The Plague, then, cleared away the ante-status quo, creating the conditions for change and transformation. Big data has had a similar effect in data management – chiefly by raising questions about the warehouse’s ability to accommodate disruptions (e.g., new kinds of data and new analytic use cases) for which it wasn’t designed. Simply by claiming to be Something New, big data raised questions about the DM status quo.
This challenge was exploited by well-established insurgent currents inside both the line of business and IT. The former has been fighting an insurgency against IT for decades; however, in an age of pervasive mobility, BYOD, social collaboration, and (specific to the DM space) analytic discovery, this insurgency has taken on new force and urgency.
IT, for its part, has grappled with insurgency in its own ranks: the agile movement, which most in DM associate with project management, began as a software development initiative; it explicitly borrowed from the language of political revolution – the seminal agile document is Kent Beck’s “Manifesto for Agile Software Development,” published in 2001 – in championing an alternative to software development’s top-down, deterministic status quo.
Agility and insurgency have been slower to catch on in DM. Nevertheless, insurgent pressure from both the line of business and IT is forcing DM stakeholders (and the vendors who nominally service them) to reassess both their strategies and their positions.
However far-fetched, the possibility of a Hadoop-led chevauchée in the very heart of its enterprise fiefdom – with aid and comfort from a line-of-business class that DM has too often treated more as peasants than as enfranchised citizens – snagged the attention of data management practitioners.
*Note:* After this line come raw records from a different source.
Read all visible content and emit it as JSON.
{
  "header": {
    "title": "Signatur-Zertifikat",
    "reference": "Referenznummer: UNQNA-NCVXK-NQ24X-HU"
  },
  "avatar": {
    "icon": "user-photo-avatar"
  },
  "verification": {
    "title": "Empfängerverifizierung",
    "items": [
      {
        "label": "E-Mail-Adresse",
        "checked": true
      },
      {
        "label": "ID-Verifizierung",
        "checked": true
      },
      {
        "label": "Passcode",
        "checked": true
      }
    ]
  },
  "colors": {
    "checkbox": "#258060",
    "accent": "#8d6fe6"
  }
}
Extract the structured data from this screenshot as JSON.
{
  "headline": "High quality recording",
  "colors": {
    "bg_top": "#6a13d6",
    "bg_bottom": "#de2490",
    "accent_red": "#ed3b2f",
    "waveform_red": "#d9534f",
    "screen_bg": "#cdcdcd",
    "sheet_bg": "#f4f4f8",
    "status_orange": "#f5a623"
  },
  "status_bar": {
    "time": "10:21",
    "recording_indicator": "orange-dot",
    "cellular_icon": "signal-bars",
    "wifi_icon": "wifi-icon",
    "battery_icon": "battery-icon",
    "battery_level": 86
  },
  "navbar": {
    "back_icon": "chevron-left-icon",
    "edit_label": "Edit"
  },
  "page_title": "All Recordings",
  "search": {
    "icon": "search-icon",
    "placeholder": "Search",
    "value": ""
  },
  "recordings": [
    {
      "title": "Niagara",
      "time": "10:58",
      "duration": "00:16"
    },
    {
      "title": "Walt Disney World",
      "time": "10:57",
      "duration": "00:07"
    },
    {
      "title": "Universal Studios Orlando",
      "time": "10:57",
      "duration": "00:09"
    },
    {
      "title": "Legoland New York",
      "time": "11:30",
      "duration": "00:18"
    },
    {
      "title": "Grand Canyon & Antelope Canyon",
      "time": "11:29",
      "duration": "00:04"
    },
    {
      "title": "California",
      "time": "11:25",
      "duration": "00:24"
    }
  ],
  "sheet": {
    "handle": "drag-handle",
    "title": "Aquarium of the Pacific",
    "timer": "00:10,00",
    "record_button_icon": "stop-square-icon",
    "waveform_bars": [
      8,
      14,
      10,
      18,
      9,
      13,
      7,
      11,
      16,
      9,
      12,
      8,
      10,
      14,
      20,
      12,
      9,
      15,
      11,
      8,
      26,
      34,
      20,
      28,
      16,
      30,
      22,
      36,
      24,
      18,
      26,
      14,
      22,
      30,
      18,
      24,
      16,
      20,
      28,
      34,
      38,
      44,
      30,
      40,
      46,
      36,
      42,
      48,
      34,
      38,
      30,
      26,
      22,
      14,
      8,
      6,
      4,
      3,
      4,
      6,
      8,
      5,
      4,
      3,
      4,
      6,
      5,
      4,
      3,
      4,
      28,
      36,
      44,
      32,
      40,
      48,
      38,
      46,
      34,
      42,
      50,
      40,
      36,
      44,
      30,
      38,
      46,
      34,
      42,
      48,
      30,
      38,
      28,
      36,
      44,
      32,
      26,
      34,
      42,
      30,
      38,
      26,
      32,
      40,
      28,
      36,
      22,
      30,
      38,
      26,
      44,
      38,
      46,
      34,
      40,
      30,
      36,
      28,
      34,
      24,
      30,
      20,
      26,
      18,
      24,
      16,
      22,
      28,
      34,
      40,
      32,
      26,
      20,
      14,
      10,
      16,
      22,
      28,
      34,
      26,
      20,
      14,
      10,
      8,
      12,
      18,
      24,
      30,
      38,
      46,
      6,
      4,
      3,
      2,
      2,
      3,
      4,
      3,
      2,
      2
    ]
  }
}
Big time.
The Hadoop chevauchée got the attention of DM practitioners for another reason.
In its current state, Hadoop is no more suited for use as a general-purpose, all-in-one platform for reporting, discovery, and analysis than is the data warehouse.
Given the maturity of the DW, Hadoop is arguably much less suited for this role. For all of its shortcomings, the data warehouse is an inescapably pragmatic solution; DM practitioners learned what works chiefly by figuring out what doesn’t work. The genealogy of the data warehouse is encoded in a double-helix of intertwined lineages: the first is a lineage of failure; the second, a lineage of success born of this failure. The latter has been won – at considerable cost – at the expense of the former. A common DM-centric critique of Hadoop (and of big data in general) is that some of its supporters want to throw out the old order and start from scratch. As with the chevauchée – which entailed the destruction of infrastructure, agricultural sustenance, and formative social institutions – many in DM (rightly) see in this a challenge to an entrenched order or configuration.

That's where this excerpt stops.